Criminels : 1 – Victimes : 0.

Maurice entra dans la minuscule salle de bains, claudiquant, handicapé par une arthrose, comme nombre de corps usés par les années. Il essaya de couvrir de ses miaulements l’allegro du « Concerto KV 412 » pour cor et orchestre. Les envolées champêtres des cuivres téléportèrent Samantha dans un sous-bois giboyeux. Le chat, peu sensible à la musique classique, manifesta son impatience de plus belle. L’animal jouait le rôle d’un repère temporel, rythmant la journée. Fidèle à ses habitudes, la chaude boule de poils réclamait son câlin du soir.

Toujours ponctuel, toi, une vraie horloge sur pattes !

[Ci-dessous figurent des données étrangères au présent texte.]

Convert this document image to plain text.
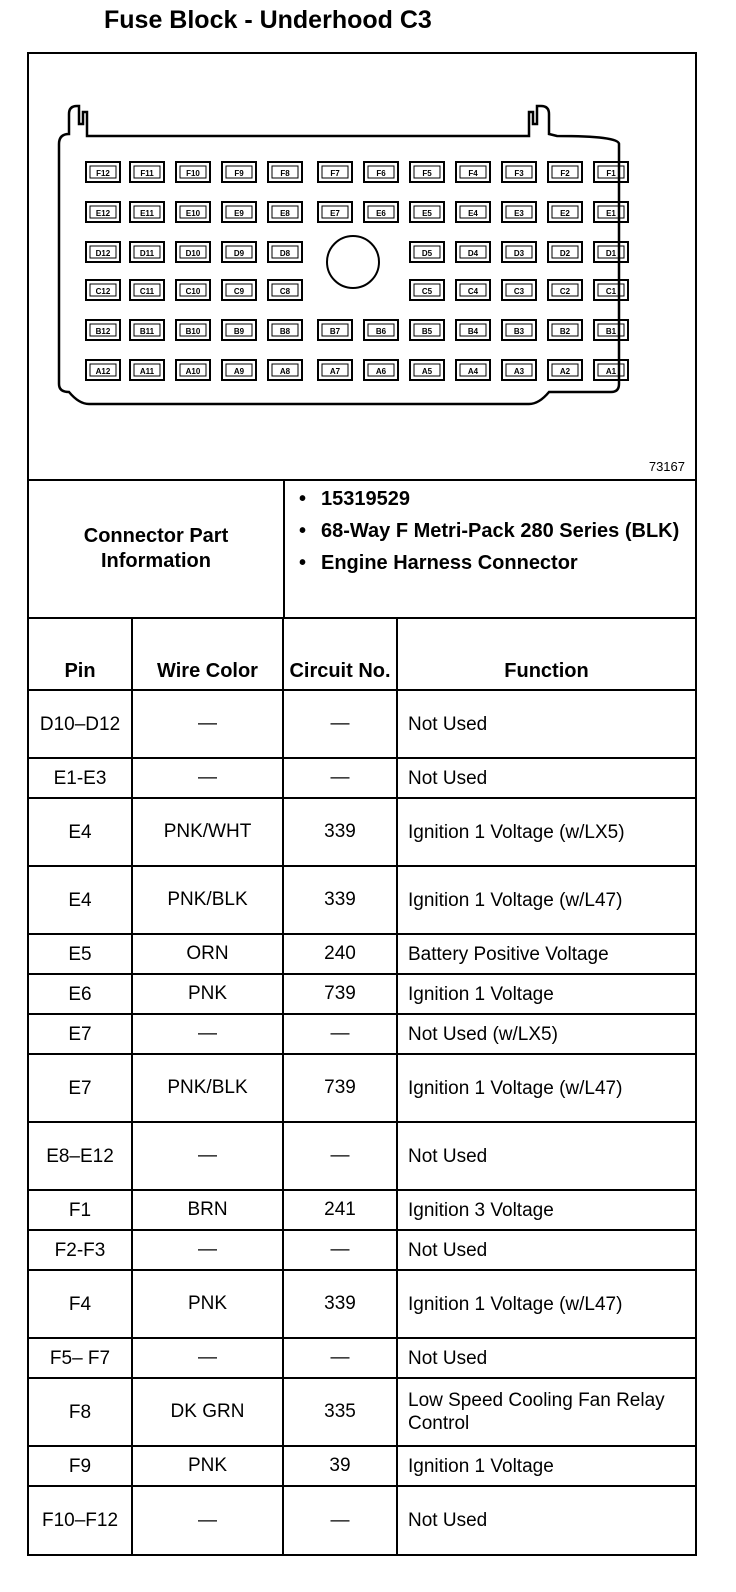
Fuse Block - Underhood C3
F12	F11	F10	F9	F8	F7	F6	F5	F4	F3	F2	F1
E12	E11	E10	E9	E8	E7	E6	E5	E4	E3	E2	E1
D12	D11	D10	D9	D8	D5	D4	D3	D2	D1
C12	C11	C10	C9	C8	C5	C4	C3	C2	C1
B12	B11	B10	B9	B8	B7	B6	B5	B4	B3	B2	B1
A12	A11	A10	A9	A8	A7	A6	A5	A4	A3	A2	A1
73167
Connector Part Information
• 15319529
• 68-Way F Metri-Pack 280 Series (BLK)
• Engine Harness Connector
Pin	Wire Color	Circuit No.	Function
D10–D12	—	—	Not Used
E1-E3	—	—	Not Used
E4	PNK/WHT	339	Ignition 1 Voltage (w/LX5)
E4	PNK/BLK	339	Ignition 1 Voltage (w/L47)
E5	ORN	240	Battery Positive Voltage
E6	PNK	739	Ignition 1 Voltage
E7	—	—	Not Used (w/LX5)
E7	PNK/BLK	739	Ignition 1 Voltage (w/L47)
E8–E12	—	—	Not Used
F1	BRN	241	Ignition 3 Voltage
F2-F3	—	—	Not Used
F4	PNK	339	Ignition 1 Voltage (w/L47)
F5– F7	—	—	Not Used
F8	DK GRN	335	Low Speed Cooling Fan Relay Control
F9	PNK	39	Ignition 1 Voltage
F10–F12	—	—	Not Used
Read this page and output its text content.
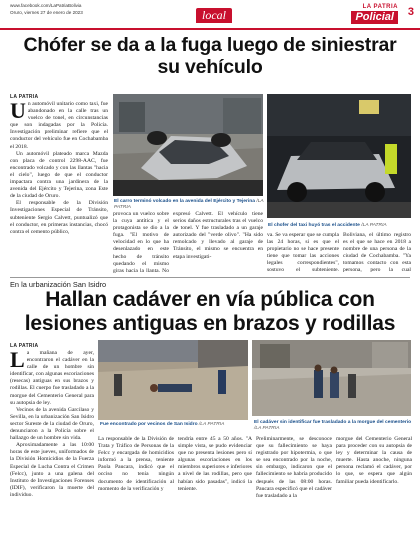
www.facebook.com/LaPatriaBolivia
Oruro, viernes 27 de enero de 2023	local
LA PATRIA
Policial	3
Chófer se da a la fuga luego de siniestrar su vehículo
LA PATRIA

Un automóvil unitario como taxi, fue abandonado en la calle tras un vuelco de tonel, en circunstancias que son indagadas por la Policía. Investigación preliminar refiere que el conductor del vehículo fue en Cochabamba el 2018.

Un automóvil plateado marca Mazda con placa de control 2298-AAC, fue encontrado volcado y con las llantas "hacia el cielo", luego de que el conductor impactara contra una jardinera de la avenida del Ejército y Tejerina, zona Este de la ciudad de Oruro.

El responsable de la División Investigaciones Especial de Tránsito, subteniente Sergio Calvett, puntualizó que el conductor, en primeras instancias, chocó contra el cemento público,

El carro terminó volcado en la avenida del Ejército y Tejerina /LA PATRIA
El chofer del taxi huyó tras el accidente /LA PATRIA
provoca un vuelco sobre la cuya antítica y el protagonista se dio a la fuga. "El motivo de velocidad en lo que ha desenlazado en este hecho de tránsito quedando el mismo giras hacia la llanta. No
expresó Calvett. El vehículo tiene serios daños estructurales tras el vuelco de tonel. Y fue trasladado a un garaje autorizado del "verde olivo". "Ha sido remolcado y llevado al garaje de Tránsito, el mismo se encuentra en etapa investigati-
va. Se va esperar que se cumpla las 24 horas, si es que el propietario no se hace presente tiene que tomar las acciones legales correspondientes", sostuvo el subteniente.
Boliviana, el último registro es el que se hace en 2018 a nombre de una persona de la ciudad de Cochabamba. "Ya tomamos contacto con esta persona, pero la cual
En la urbanización San Isidro
Hallan cadáver en vía pública con lesiones antiguas en brazos y rodillas
LA PATRIA

La mañana de ayer, encontraron el cadáver en la calle de un hombre sin identificar, con algunas escoriaciones (resecas) antiguas en sus brazos y rodillas. El cuerpo fue trasladado a la morgue del Cementerio General para su autopsia de ley.

Vecinos de la avenida Garcilaso y Sevilla, en la urbanización San Isidro sector Sureste de la ciudad de Oruro, denunciaron a la Policía sobre el hallazgo de un hombre sin vida.

Aproximadamente a las 10:00 horas de este jueves, uniformados de la División Homicidios de la Fuerza Especial de Lucha Contra el Crimen (Felcc), junto a una galena del Instituto de Investigaciones Forenses (IDIF), verificaron la muerte del individuo.

Fue encontrado por vecinos de San Isidro /LA PATRIA	El cadáver sin identificar fue trasladado a la morgue del cementerio /LA PATRIA
La responsable de la División de Trata y Tráfico de Personas de la Felcc y encargada de homicidios informó a la prensa, teniente Paola Paucara, indicó que el occiso no tenía ningún documento de identificación al momento de la verificación y
tendría entre 45 a 50 años. "A simple vista, se pudo evidenciar que no presenta lesiones pero sí algunas escoriaciones en los miembros superiores e inferiores a nivel de las rodillas, pero que habían sido pasadas", indicó la teniente.
Preliminarmente, se desconoce que su fallecimiento se haya registrado por hipotermia, o que se sea encontrado por la noche, sin embargo, indicaron que el fallecimiento se habría producido después de las 08:00 horas. Paucara especificó que el cadáver fue trasladado a la
morgue del Cementerio General para proceder con su autopsia de ley y determinar la causa de muerte. Hasta anoche, ninguna persona reclamó el cadáver, por lo que, se espera que algún familiar pueda identificarlo.
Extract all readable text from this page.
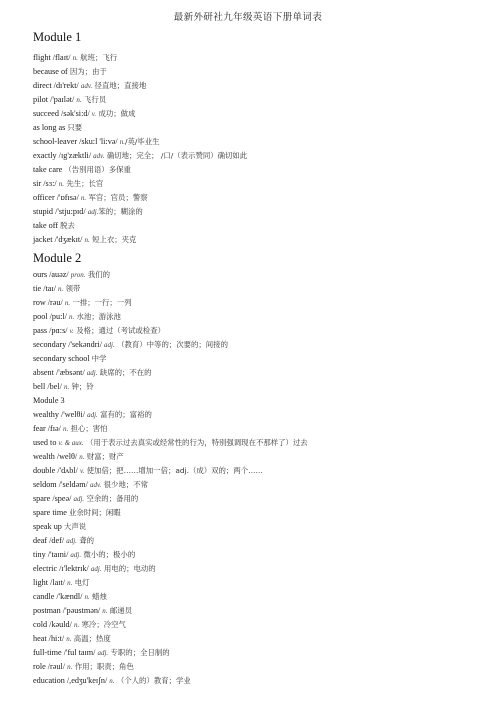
最新外研社九年级英语下册单词表
Module 1
flight /flaɪt/ n. 航班；飞行
because of 因为；由于
direct /dɪ'rekt/ adv. 径直地；直接地
pilot /'paɪlət/ n. 飞行员
succeed /sək'si:d/ v. 成功；做成
as long as 只要
school-leaver /sku:l 'li:və/ n./英/毕业生
exactly /ɪg'zæktli/ adv. 确切地；完全； /口/（表示赞同）确切如此
take care （告别用语）多保重
sir /sɜ:/ n. 先生；长官
officer /'ɒfɪsə/ n. 军官；官员；警察
stupid /'stju:pɪd/ adj.笨的；糊涂的
take off 脱去
jacket /'dʒækɪt/ n. 短上衣；夹克
Module 2
ours /auəz/ pron. 我们的
tie /taɪ/ n. 领带
row /rəu/ n. 一排；一行；一列
pool /pu:l/ n. 水池；游泳池
pass /pɑ:s/ v. 及格；通过（考试或检查）
secondary /'sekəndri/ adj. （教育）中等的；次要的；间接的
secondary school 中学
absent /'æbsənt/ adj. 缺席的；不在的
bell /bel/ n. 钟；铃
Module 3
wealthy /'welθi/ adj. 富有的；富裕的
fear /fɪə/ n. 担心；害怕
used to v. & aux. （用于表示过去真实或经常性的行为，特别强调现在不那样了）过去
wealth /welθ/ n. 财富；财产
double /'dʌbl/ v. 使加倍；把……增加一倍；adj.（成）双的；两个……
seldom /'seldəm/ adv. 很少地；不常
spare /speə/ adj. 空余的；备用的
spare time 业余时间；闲暇
speak up 大声说
deaf /def/ adj. 聋的
tiny /'taɪni/ adj. 微小的；极小的
electric /ɪ'lektrɪk/ adj. 用电的；电动的
light /laɪt/ n. 电灯
candle /'kændl/ n. 蜡烛
postman /'pəustmən/ n. 邮递员
cold /kəuld/ n. 寒冷；冷空气
heat /hi:t/ n. 高温；热度
full-time /'ful taɪm/ adj. 专职的；全日制的
role /rəul/ n. 作用；职责；角色
education /,edʒu'keɪʃn/ n. （个人的）教育；学业
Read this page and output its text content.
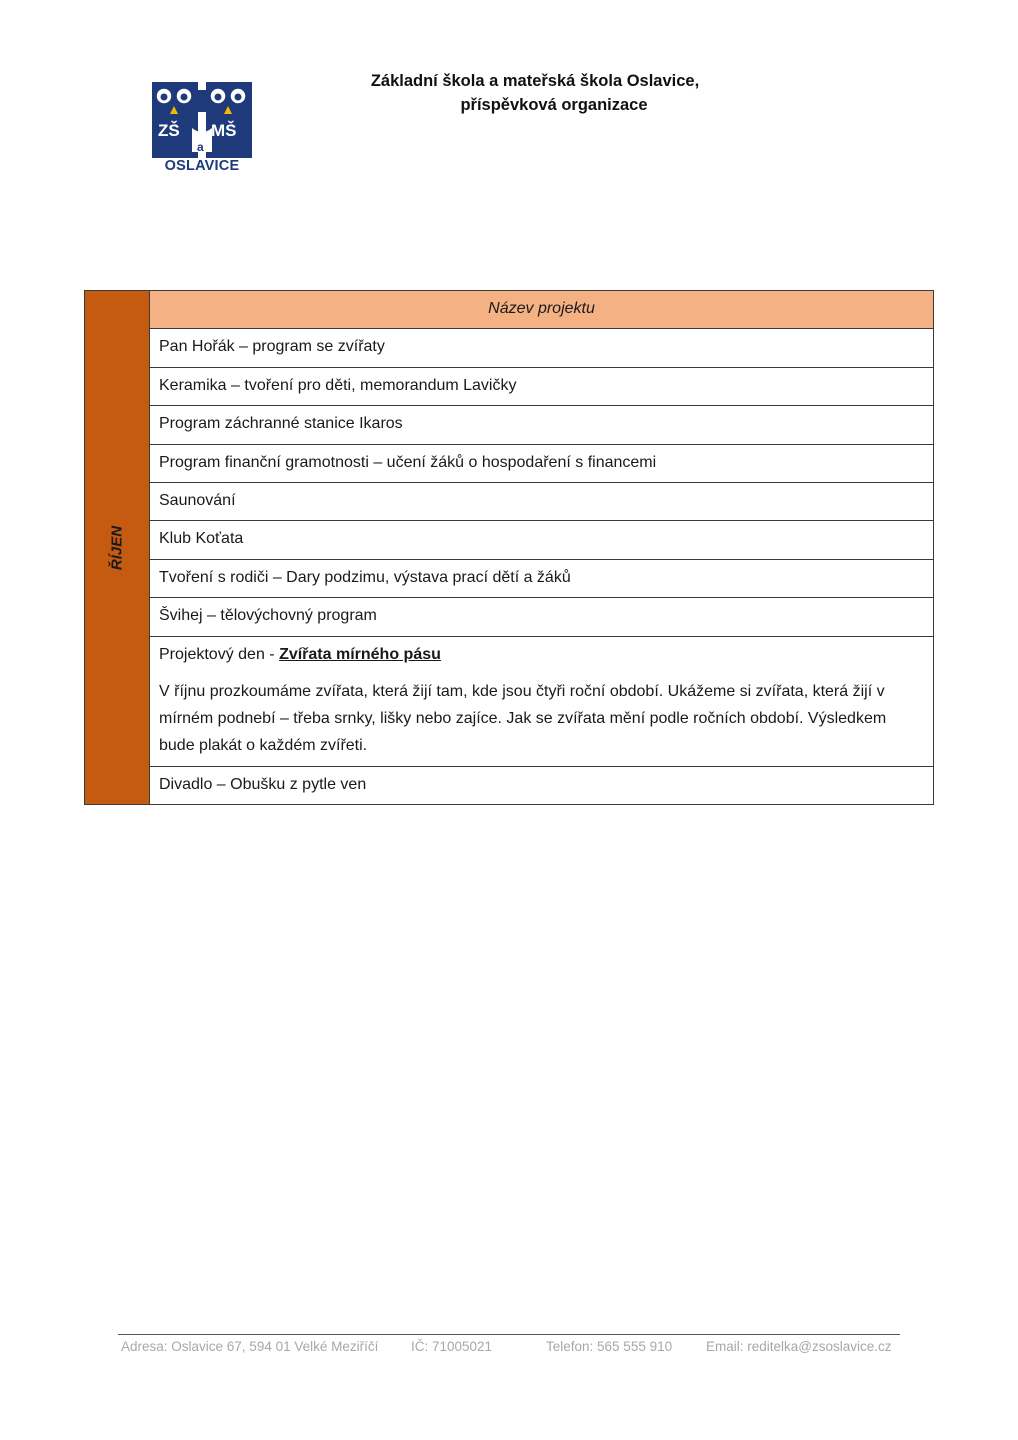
ZŠ MŠ
a
OSLAVICE
Základní škola a mateřská škola Oslavice,
příspěvková organizace
ŘÍJEN
Název projektu
Pan Hořák – program se zvířaty
Keramika – tvoření pro děti, memorandum Lavičky
Program záchranné stanice Ikaros
Program finanční gramotnosti – učení žáků o hospodaření s financemi
Saunování
Klub Koťata
Tvoření s rodiči – Dary podzimu, výstava prací dětí a žáků
Švihej – tělovýchovný program
Projektový den - Zvířata mírného pásu

V říjnu prozkoumáme zvířata, která žijí tam, kde jsou čtyři roční období. Ukážeme si zvířata, která žijí v mírném podnebí – třeba srnky, lišky nebo zajíce. Jak se zvířata mění podle ročních období. Výsledkem bude plakát o každém zvířeti.

Divadlo – Obušku z pytle ven
Adresa: Oslavice 67, 594 01 Velké Meziříčí IČ: 71005021	Telefon: 565 555 910	Email: reditelka@zsoslavice.cz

La mauvaise position prise dans la baignoire sabot la courbatura. Elle se leva. Le mal tapi au plus profond de son dos, engourdi par le bain, se réveilla, ressuscité par l’effort. La douleur opportuniste lui arracha un rictus. Nue devant son miroir, la femme meurtrie s’ausculta de haut en bas. Ni belle ni moche, ni grande ni petite, sa silhouette s’exposait ainsi, abrupte et anodine, maladroitement dessinée par les années de service. Ses cheveux courts bouclés oscillaient de bruns à gris. Les coiffeurs ne gagneraient jamais leur vie avec Samantha. Pas de temps, pas d’argent, pas de volonté. Ses yeux bleus aux iris cerclés de noir accentuaient un regard curieux et triste. Ils rehaussaient un visage creusé, loin du caractère poupon qui l’avait gratifiée d’un charme énigmatique. Son nez aux ailes fortes et aux sillons profonds la désespérait et la rendait jalouse de celui de Sabine : retroussé et bien proportionné.

Le miroir lui renvoya le reflet de l’exténuation. Ses cernes parachevaient l’œuvre désastreuse. Après l’évaluation de la peau flasque de ses joues, elle inspecta les rides profondes du cou et les muscles mous de ses bras. Sa poitrine avait démissionné, définitivement vaincue par la loi de Newton. La suite de l’expertise se porta sur son abdomen. Son embonpoint marqué avait déposé le bilan du renoncement. Il avait néanmoins fondu cet été comme neige au soleil. Samantha avait négligé son corps, oubliant de s’occuper d’elle-même. Elle avait banni le mot séduction de son vocabulaire.

Séduire ? Mais pour quoi faire ? Pour me retrouver sous le joug d’un nouveau tortionnaire ?

À force de scrutation, elle eut le sentiment d’un déficit. La peau de son ventre lui sembla de plus en plus distendue.

Ainsi, c’est ici que se réfugie le crabe, la bête immonde. À quoi peuvent bien ressembler les métastases hépatiques ? Je me renseignerai. Quelle grosseur cette tumeur peut-elle bien avoir ? Si ça se trouve, au beau milieu de la nuit, elle est capable de surgir de mes entrailles, tel « Alien » ou mieux, « The Thing ». Je mourrai alors en donnant naissance à un nouveau monstre qui colonisera la planète…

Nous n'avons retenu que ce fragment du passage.